По словам водопроводчиков, прежде чем покрасить фанеру, они покрыли ее вощеной бумагой, дабы избежать деформации. Что же касается самой заплаты, она была на уровне щиколоток, так что шансы ее обнаружить практически равнялись нулю. Оказавшись в пристройке, нам со Скинфликом останется только проделать лаз в фанерной перегородке и спокойно пристрелить Карчера и сыновей во сне.
Локано даже разработал план, как нам попасть в пристройку. За пять косых и повышение в статусе паренек, обеспечивавший Карчеров продуктами на неделю, согласился провезти нас в своем пикапе на территорию Фермы. Кстати, вслед за водопроводчиками он подтвердил, что на Ферме нет собак.
Как я подписался на такое дело — впервые исполняя неизвестно чью волю в абсолютно непредсказуемой ситуации, — остается для меня загадкой. Бросая взгляд назад, думаю, то было помрачение рассудка. Или моя память не удержала подробностей.
Я хотел Магдалину и хотел выйти из игры. И то, и другое требовало жертвы. Как же я себя ненавидел! Я отдавал себе отчет в том, что не заслуживал свободы, не говоря уже о Магдалине.
И тем не менее.
А может, я еще не потерял веру в Дэвида Локано — не обо мне он печется, это ясно, но уж своего сынка-то он способен уберечь от опасности. Я не верил, что человек с его опытом отправит нас двоих на бойню.
Одного по крайней мере. Знать бы заранее, чем все обернется.
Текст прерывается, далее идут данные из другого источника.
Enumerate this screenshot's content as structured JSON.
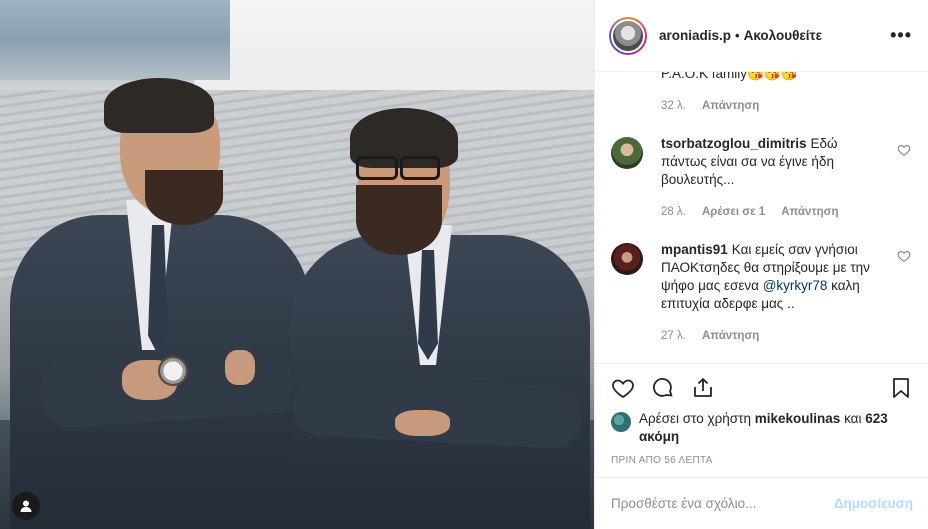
{
  "header": {
    "username": "aroniadis.p",
    "separator": "•",
    "follow_label": "Ακολουθείτε",
    "more_icon": "more-horizontal-icon"
  },
  "comments": {
    "partial": {
      "text": "P.A.O.K family😘😘😘",
      "time": "32 λ.",
      "reply_label": "Απάντηση"
    },
    "items": [
      {
        "username": "tsorbatzoglou_dimitris",
        "text": "Εδώ πάντως είναι σα να έγινε ήδη βουλευτής...",
        "time": "28 λ.",
        "likes_label": "Αρέσει σε 1",
        "reply_label": "Απάντηση"
      },
      {
        "username": "mpantis91",
        "text_before": "Και εμείς σαν γνήσιοι ΠΑΟΚτσηδες θα στηρίξουμε με την ψήφο μας εσενα",
        "mention": "@kyrkyr78",
        "text_after": "καλη επιτυχία αδερφε μας ..",
        "time": "27 λ.",
        "reply_label": "Απάντηση"
      }
    ]
  },
  "likes": {
    "prefix": "Αρέσει στο χρήστη",
    "user": "mikekoulinas",
    "middle": "και",
    "count": "623 ακόμη"
  },
  "timestamp": "ΠΡΙΝ ΑΠΟ 56 ΛΕΠΤΑ",
  "add_comment": {
    "placeholder": "Προσθέστε ένα σχόλιο...",
    "post_label": "Δημοσίευση"
  },
  "icons": {
    "like": "heart-icon",
    "comment": "comment-icon",
    "share": "share-icon",
    "save": "bookmark-icon",
    "photo_tags": "user-icon"
  }
}
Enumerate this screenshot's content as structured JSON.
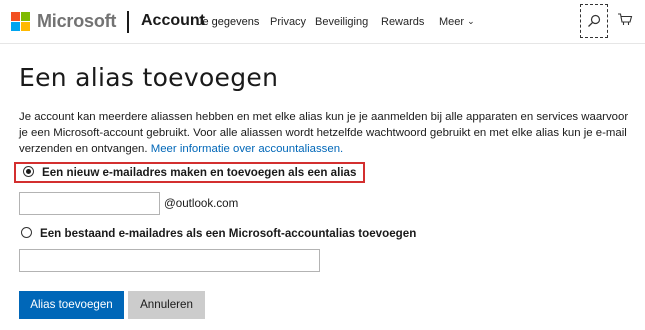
{
  "header": {
    "brand": "Microsoft",
    "section": "Account",
    "nav": [
      {
        "label": "Je gegevens"
      },
      {
        "label": "Privacy"
      },
      {
        "label": "Beveiliging"
      },
      {
        "label": "Rewards"
      },
      {
        "label": "Meer"
      }
    ],
    "icons": {
      "search": "search-icon",
      "cart": "cart-icon",
      "more": "chevron-down-icon"
    }
  },
  "page": {
    "title": "Een alias toevoegen",
    "intro": "Je account kan meerdere aliassen hebben en met elke alias kun je je aanmelden bij alle apparaten en services waarvoor je een Microsoft-account gebruikt. Voor alle aliassen wordt hetzelfde wachtwoord gebruikt en met elke alias kun je e-mail verzenden en ontvangen.",
    "intro_link": "Meer informatie over accountaliassen."
  },
  "form": {
    "option_new": {
      "label": "Een nieuw e-mailadres maken en toevoegen als een alias",
      "selected": true
    },
    "new_input": {
      "value": "",
      "placeholder": ""
    },
    "domain_suffix": "@outlook.com",
    "option_existing": {
      "label": "Een bestaand e-mailadres als een Microsoft-accountalias toevoegen",
      "selected": false
    },
    "existing_input": {
      "value": "",
      "placeholder": ""
    }
  },
  "actions": {
    "submit": "Alias toevoegen",
    "cancel": "Annuleren"
  },
  "colors": {
    "accent": "#0067b8",
    "highlight": "#d32f2f",
    "secondary_button": "#cccccc"
  }
}
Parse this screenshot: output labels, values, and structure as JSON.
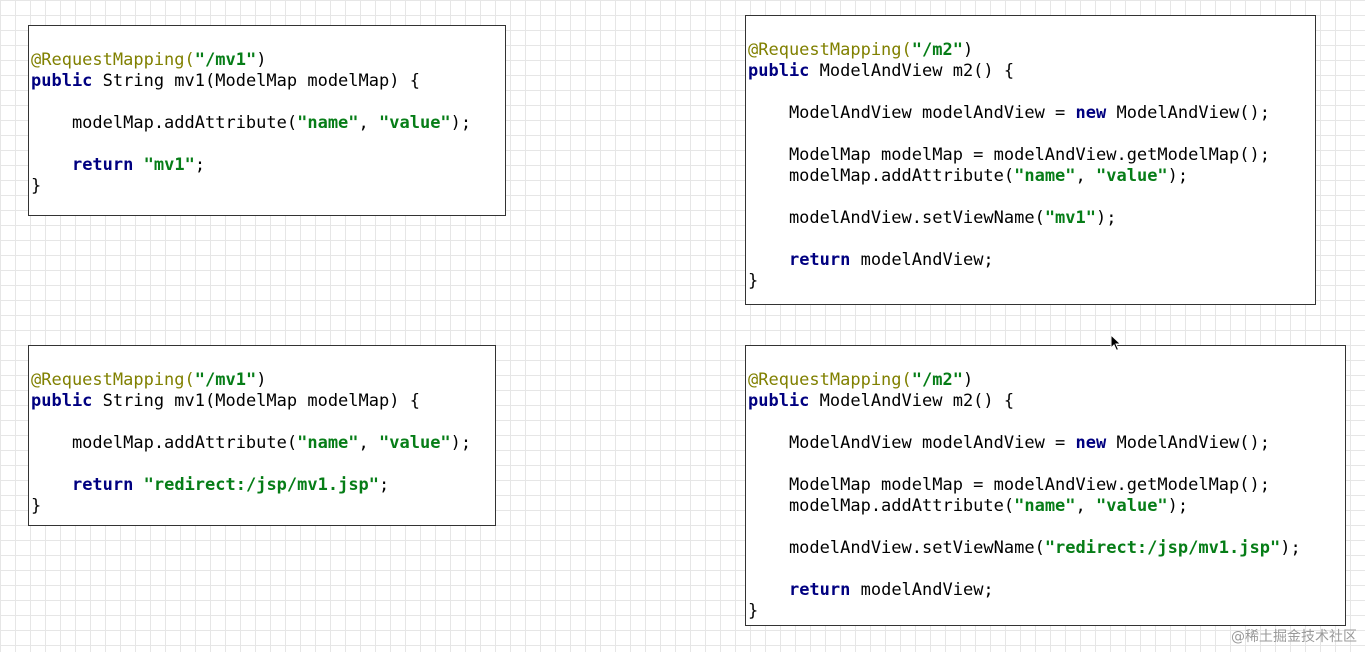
{
  "boxes": [
    {
      "id": "mv1-forward",
      "lines": [
        [
          {
            "t": "@RequestMapping(",
            "c": "ann"
          },
          {
            "t": "\"/mv1\"",
            "c": "str"
          },
          {
            "t": ")",
            "c": "plain"
          }
        ],
        [
          {
            "t": "public",
            "c": "kw"
          },
          {
            "t": " String mv1(ModelMap modelMap) {",
            "c": "plain"
          }
        ],
        [],
        [
          {
            "t": "    modelMap.addAttribute(",
            "c": "plain"
          },
          {
            "t": "\"name\"",
            "c": "str"
          },
          {
            "t": ", ",
            "c": "plain"
          },
          {
            "t": "\"value\"",
            "c": "str"
          },
          {
            "t": ");",
            "c": "plain"
          }
        ],
        [],
        [
          {
            "t": "    ",
            "c": "plain"
          },
          {
            "t": "return",
            "c": "kw"
          },
          {
            "t": " ",
            "c": "plain"
          },
          {
            "t": "\"mv1\"",
            "c": "str"
          },
          {
            "t": ";",
            "c": "plain"
          }
        ],
        [
          {
            "t": "}",
            "c": "plain"
          }
        ]
      ]
    },
    {
      "id": "m2-forward",
      "lines": [
        [
          {
            "t": "@RequestMapping(",
            "c": "ann"
          },
          {
            "t": "\"/m2\"",
            "c": "str"
          },
          {
            "t": ")",
            "c": "plain"
          }
        ],
        [
          {
            "t": "public",
            "c": "kw"
          },
          {
            "t": " ModelAndView m2() {",
            "c": "plain"
          }
        ],
        [],
        [
          {
            "t": "    ModelAndView modelAndView = ",
            "c": "plain"
          },
          {
            "t": "new",
            "c": "kw"
          },
          {
            "t": " ModelAndView();",
            "c": "plain"
          }
        ],
        [],
        [
          {
            "t": "    ModelMap modelMap = modelAndView.getModelMap();",
            "c": "plain"
          }
        ],
        [
          {
            "t": "    modelMap.addAttribute(",
            "c": "plain"
          },
          {
            "t": "\"name\"",
            "c": "str"
          },
          {
            "t": ", ",
            "c": "plain"
          },
          {
            "t": "\"value\"",
            "c": "str"
          },
          {
            "t": ");",
            "c": "plain"
          }
        ],
        [],
        [
          {
            "t": "    modelAndView.setViewName(",
            "c": "plain"
          },
          {
            "t": "\"mv1\"",
            "c": "str"
          },
          {
            "t": ");",
            "c": "plain"
          }
        ],
        [],
        [
          {
            "t": "    ",
            "c": "plain"
          },
          {
            "t": "return",
            "c": "kw"
          },
          {
            "t": " modelAndView;",
            "c": "plain"
          }
        ],
        [
          {
            "t": "}",
            "c": "plain"
          }
        ]
      ]
    },
    {
      "id": "mv1-redirect",
      "lines": [
        [
          {
            "t": "@RequestMapping(",
            "c": "ann"
          },
          {
            "t": "\"/mv1\"",
            "c": "str"
          },
          {
            "t": ")",
            "c": "plain"
          }
        ],
        [
          {
            "t": "public",
            "c": "kw"
          },
          {
            "t": " String mv1(ModelMap modelMap) {",
            "c": "plain"
          }
        ],
        [],
        [
          {
            "t": "    modelMap.addAttribute(",
            "c": "plain"
          },
          {
            "t": "\"name\"",
            "c": "str"
          },
          {
            "t": ", ",
            "c": "plain"
          },
          {
            "t": "\"value\"",
            "c": "str"
          },
          {
            "t": ");",
            "c": "plain"
          }
        ],
        [],
        [
          {
            "t": "    ",
            "c": "plain"
          },
          {
            "t": "return",
            "c": "kw"
          },
          {
            "t": " ",
            "c": "plain"
          },
          {
            "t": "\"redirect:/jsp/mv1.jsp\"",
            "c": "str"
          },
          {
            "t": ";",
            "c": "plain"
          }
        ],
        [
          {
            "t": "}",
            "c": "plain"
          }
        ]
      ]
    },
    {
      "id": "m2-redirect",
      "lines": [
        [
          {
            "t": "@RequestMapping(",
            "c": "ann"
          },
          {
            "t": "\"/m2\"",
            "c": "str"
          },
          {
            "t": ")",
            "c": "plain"
          }
        ],
        [
          {
            "t": "public",
            "c": "kw"
          },
          {
            "t": " ModelAndView m2() {",
            "c": "plain"
          }
        ],
        [],
        [
          {
            "t": "    ModelAndView modelAndView = ",
            "c": "plain"
          },
          {
            "t": "new",
            "c": "kw"
          },
          {
            "t": " ModelAndView();",
            "c": "plain"
          }
        ],
        [],
        [
          {
            "t": "    ModelMap modelMap = modelAndView.getModelMap();",
            "c": "plain"
          }
        ],
        [
          {
            "t": "    modelMap.addAttribute(",
            "c": "plain"
          },
          {
            "t": "\"name\"",
            "c": "str"
          },
          {
            "t": ", ",
            "c": "plain"
          },
          {
            "t": "\"value\"",
            "c": "str"
          },
          {
            "t": ");",
            "c": "plain"
          }
        ],
        [],
        [
          {
            "t": "    modelAndView.setViewName(",
            "c": "plain"
          },
          {
            "t": "\"redirect:/jsp/mv1.jsp\"",
            "c": "str"
          },
          {
            "t": ");",
            "c": "plain"
          }
        ],
        [],
        [
          {
            "t": "    ",
            "c": "plain"
          },
          {
            "t": "return",
            "c": "kw"
          },
          {
            "t": " modelAndView;",
            "c": "plain"
          }
        ],
        [
          {
            "t": "}",
            "c": "plain"
          }
        ]
      ]
    }
  ],
  "colors": {
    "annotation": "#808000",
    "keyword": "#000080",
    "string": "#067d17",
    "plain": "#000000",
    "grid": "#e6e6e6"
  },
  "cursor_icon": "mouse-pointer-icon",
  "watermark": "@稀土掘金技术社区"
}
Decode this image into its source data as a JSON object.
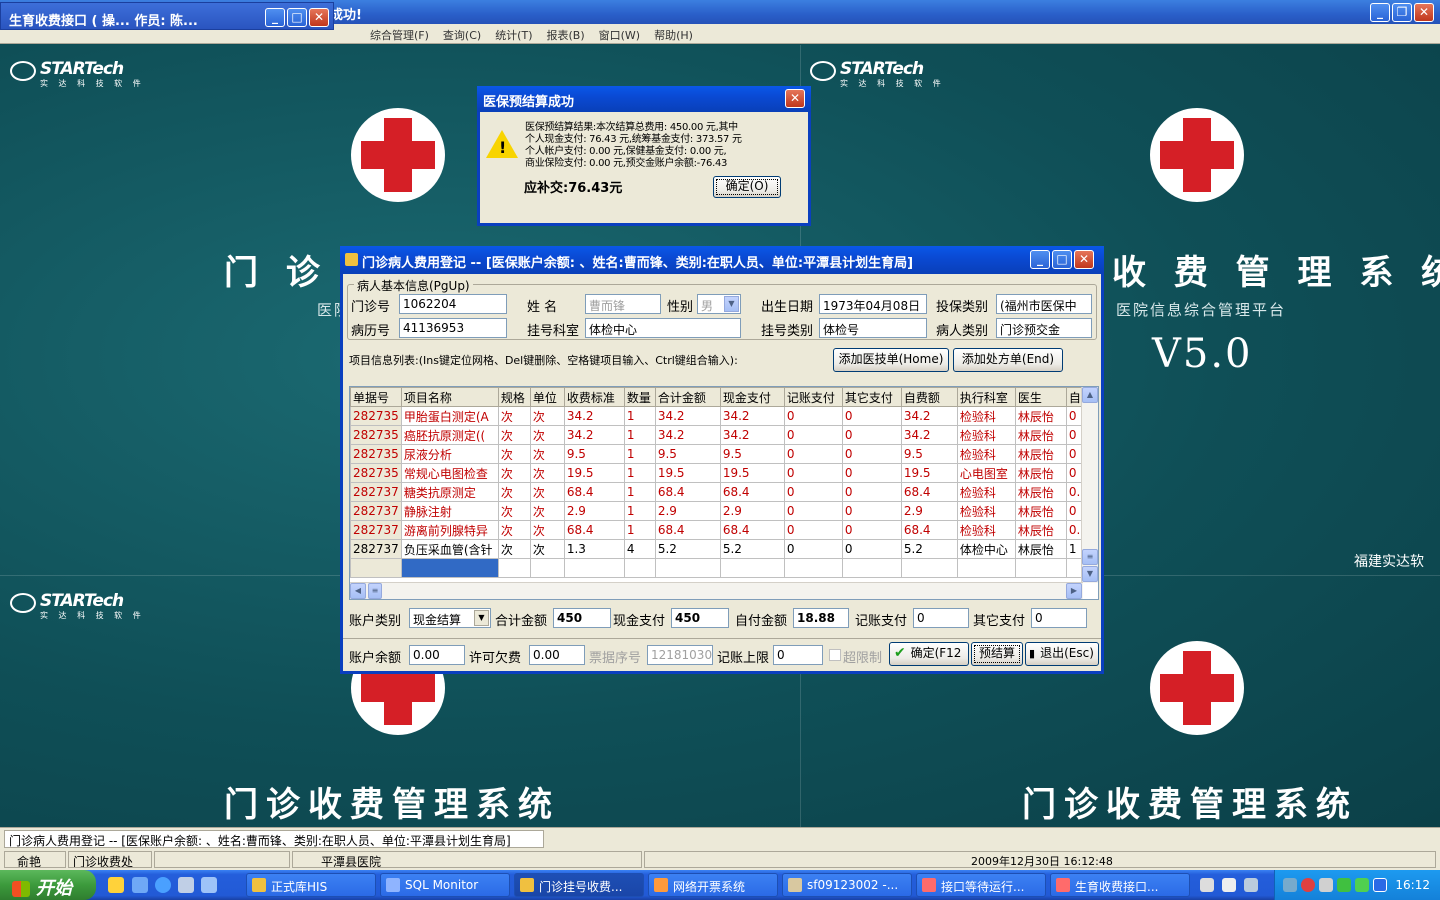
{
  "app_window": {
    "title": "成功!",
    "controls": [
      "_",
      "❐",
      "✕"
    ]
  },
  "mini_window": {
    "title": "生育收费接口 ( 操...   作员: 陈..."
  },
  "menubar": {
    "items": [
      "综合管理(F)",
      "查询(C)",
      "统计(T)",
      "报表(B)",
      "窗口(W)",
      "帮助(H)"
    ]
  },
  "desktop": {
    "logo_text": "STARTech",
    "logo_sub": "实 达 科 技 软 件",
    "system_title": "门诊收费管理系统",
    "system_title_partial": "门 诊 收",
    "right_title": "收 费 管 理 系 统",
    "platform_subtitle": "医院信息综合管理平台",
    "platform_subtitle_partial": "医院",
    "version": "V5.0",
    "company": "福建实达软"
  },
  "message_dialog": {
    "title": "医保预结算成功",
    "icon": "warning-icon",
    "lines": [
      "医保预结算结果:本次结算总费用: 450.00 元,其中",
      "个人现金支付: 76.43 元,统筹基金支付: 373.57 元",
      " 个人帐户支付: 0.00 元,保健基金支付: 0.00 元,",
      "商业保险支付: 0.00 元,预交金账户余额:-76.43"
    ],
    "amount_due": "应补交:76.43元",
    "ok_label": "确定(O)"
  },
  "main_dialog": {
    "title": "门诊病人费用登记 -- [医保账户余额: 、姓名:曹而锋、类别:在职人员、单位:平潭县计划生育局]",
    "patient_group": {
      "legend": "病人基本信息(PgUp)",
      "clinic_no_label": "门诊号",
      "clinic_no": "1062204",
      "name_label": "姓    名",
      "name": "曹而锋",
      "gender_label": "性别",
      "gender": "男",
      "birth_label": "出生日期",
      "birth": "1973年04月08日",
      "insurance_label": "投保类别",
      "insurance": "(福州市医保中",
      "record_no_label": "病历号",
      "record_no": "41136953",
      "dept_label": "挂号科室",
      "dept": "体检中心",
      "reg_type_label": "挂号类别",
      "reg_type": "体检号",
      "patient_type_label": "病人类别",
      "patient_type": "门诊预交金"
    },
    "items_hint": "项目信息列表:(Ins键定位网格、Del键删除、空格键项目输入、Ctrl键组合输入):",
    "add_tech_label": "添加医技单(Home)",
    "add_rx_label": "添加处方单(End)",
    "grid": {
      "headers": [
        "单据号",
        "项目名称",
        "规格",
        "单位",
        "收费标准",
        "数量",
        "合计金额",
        "现金支付",
        "记账支付",
        "其它支付",
        "自费额",
        "执行科室",
        "医生",
        "自"
      ],
      "rows": [
        [
          "282735",
          "甲胎蛋白测定(A",
          "次",
          "次",
          "34.2",
          "1",
          "34.2",
          "34.2",
          "0",
          "0",
          "34.2",
          "检验科",
          "林辰怡",
          "0"
        ],
        [
          "282735",
          "癌胚抗原测定((",
          "次",
          "次",
          "34.2",
          "1",
          "34.2",
          "34.2",
          "0",
          "0",
          "34.2",
          "检验科",
          "林辰怡",
          "0"
        ],
        [
          "282735",
          "尿液分析",
          "次",
          "次",
          "9.5",
          "1",
          "9.5",
          "9.5",
          "0",
          "0",
          "9.5",
          "检验科",
          "林辰怡",
          "0"
        ],
        [
          "282735",
          "常规心电图检查",
          "次",
          "次",
          "19.5",
          "1",
          "19.5",
          "19.5",
          "0",
          "0",
          "19.5",
          "心电图室",
          "林辰怡",
          "0"
        ],
        [
          "282737",
          "糖类抗原测定",
          "次",
          "次",
          "68.4",
          "1",
          "68.4",
          "68.4",
          "0",
          "0",
          "68.4",
          "检验科",
          "林辰怡",
          "0."
        ],
        [
          "282737",
          "静脉注射",
          "次",
          "次",
          "2.9",
          "1",
          "2.9",
          "2.9",
          "0",
          "0",
          "2.9",
          "检验科",
          "林辰怡",
          "0"
        ],
        [
          "282737",
          "游离前列腺特异",
          "次",
          "次",
          "68.4",
          "1",
          "68.4",
          "68.4",
          "0",
          "0",
          "68.4",
          "检验科",
          "林辰怡",
          "0."
        ],
        [
          "282737",
          "负压采血管(含针",
          "次",
          "次",
          "1.3",
          "4",
          "5.2",
          "5.2",
          "0",
          "0",
          "5.2",
          "体检中心",
          "林辰怡",
          "1"
        ]
      ]
    },
    "footer": {
      "account_type_label": "账户类别",
      "account_type": "现金结算",
      "total_label": "合计金额",
      "total": "450",
      "cash_label": "现金支付",
      "cash": "450",
      "self_label": "自付金额",
      "self": "18.88",
      "credit_label": "记账支付",
      "credit": "0",
      "other_label": "其它支付",
      "other": "0",
      "balance_label": "账户余额",
      "balance": "0.00",
      "allow_debt_label": "许可欠费",
      "allow_debt": "0.00",
      "receipt_label": "票据序号",
      "receipt": "12181030",
      "credit_limit_label": "记账上限",
      "credit_limit": "0",
      "over_limit_label": "超限制",
      "confirm_label": "确定(F12",
      "presettle_label": "预结算",
      "exit_label": "退出(Esc)"
    }
  },
  "status_bar": {
    "message": "门诊病人费用登记 -- [医保账户余额: 、姓名:曹而锋、类别:在职人员、单位:平潭县计划生育局]",
    "user": "俞艳",
    "office": "门诊收费处",
    "hospital": "平潭县医院",
    "datetime": "2009年12月30日  16:12:48"
  },
  "taskbar": {
    "start_label": "开始",
    "tasks": [
      "正式库HIS",
      "SQL Monitor",
      "门诊挂号收费...",
      "网络开票系统",
      "sf09123002 -...",
      "接口等待运行...",
      "生育收费接口..."
    ],
    "clock": "16:12"
  },
  "colors": {
    "desktop_bg": "#0e4d55",
    "titlebar_blue": "#0a4ad4",
    "red_text": "#c00000",
    "warning_yellow": "#f8d400"
  }
}
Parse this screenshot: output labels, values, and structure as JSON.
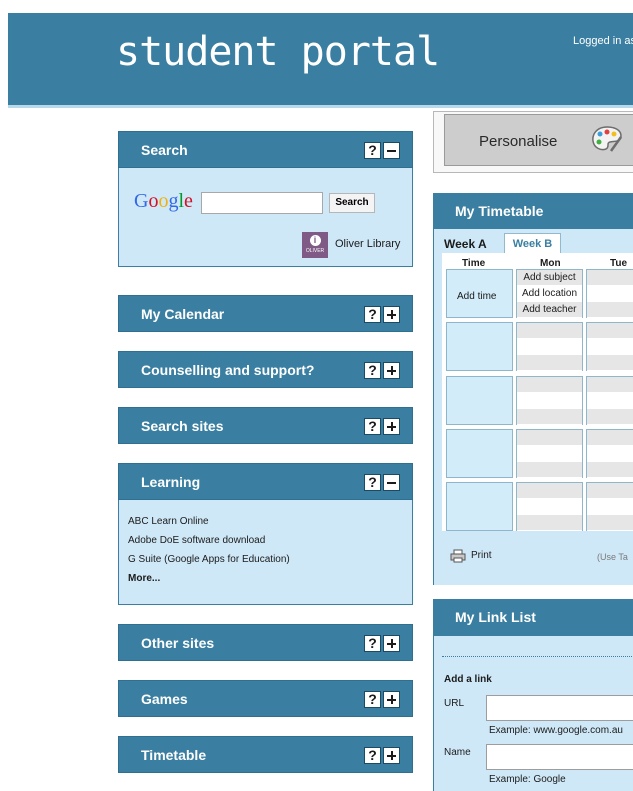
{
  "header": {
    "logo": "student portal",
    "login_text": "Logged in as"
  },
  "widgets": {
    "search": {
      "title": "Search",
      "google_label": "Google",
      "search_button": "Search",
      "library_logo_text": "OLIVER",
      "library_link": "Oliver Library"
    },
    "calendar": {
      "title": "My Calendar"
    },
    "counselling": {
      "title": "Counselling and support?"
    },
    "search_sites": {
      "title": "Search sites"
    },
    "learning": {
      "title": "Learning",
      "links": [
        "ABC Learn Online",
        "Adobe DoE software download",
        "G Suite (Google Apps for Education)"
      ],
      "more": "More..."
    },
    "other_sites": {
      "title": "Other sites"
    },
    "games": {
      "title": "Games"
    },
    "timetable": {
      "title": "Timetable"
    },
    "help_symbol": "?"
  },
  "personalise": {
    "label": "Personalise"
  },
  "my_timetable": {
    "title": "My Timetable",
    "week_a": "Week A",
    "week_b": "Week B",
    "columns": [
      "Time",
      "Mon",
      "Tue"
    ],
    "add_time": "Add time",
    "add_subject": "Add subject",
    "add_location": "Add location",
    "add_teacher": "Add teacher",
    "print": "Print",
    "hint": "(Use Ta"
  },
  "link_list": {
    "title": "My Link List",
    "add_link": "Add a link",
    "url_label": "URL",
    "url_example": "Example: www.google.com.au",
    "name_label": "Name",
    "name_example": "Example: Google"
  },
  "colors": {
    "accent": "#3a7fa1",
    "panel": "#cfe8f7"
  }
}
Я обо всем сказал Магдалине.
Иначе я не мог. Любить меня и не знать, кого она любит... это равносильно тому, как если бы она любила другого человека, к которому я испытывал жгучую ревность. Я постоянно придумывал себе иную жизнь, иное прошлое. Кажется, я бы даже предпочел быть последним бомжем.
Но это все фантазии, а есть реальность. И я выложил все начистоту. Хотя от мысли, что она может уйти, меня всего колотило.
Она не ушла. Рыдая, она заставляла меня снова и снова рассказывать ей о моих жертвах. Какими они были злодеями и насколько вероятно было то, что они еще кого-то убьют. Она словно искала оправдания для своей любви.
Я пообещал: это мое последнее «дело», ну разве что она окажется в серьезной опасности. Я объяснил: ликвидируя Ферму, я оказываю большую услугу Локано и тем самым облегчаю себе выход из игры. Ну а мои действия оправдываются спасенными жизнями.
— А нельзя просто заявить в полицию? — спросила она.
— Нет, — убежденно ответил я, хотя внутренней уверенности у меня не было.
— Тогда чем скорее, тем лучше, — сказала Магдалина.
Она хочет поскорее с этим покончить, чтобы вырвать меня из лап дьявола, а затем найти силы отпустить мне мои грехи. Так я подумал, но ошибся.
— Чтобы не погибли новые девушки, — закончила она свою мысль.
Вот оно, самое постыдное. Не то, что из ложной солидарности с Дэвидом Локано я не позвонил в полицию. Мне даже не пришло в голову, что каждый день промедления означал продолжение ада для заложниц. Спаситель, мать твою!
Единственный положительный итог: если у тебя нет души, рядом должен быть человек, у которого с совестью все в порядке.
— Это должно произойти в четверг, — сказал я. — В этот день Карчерам доставляют продукты.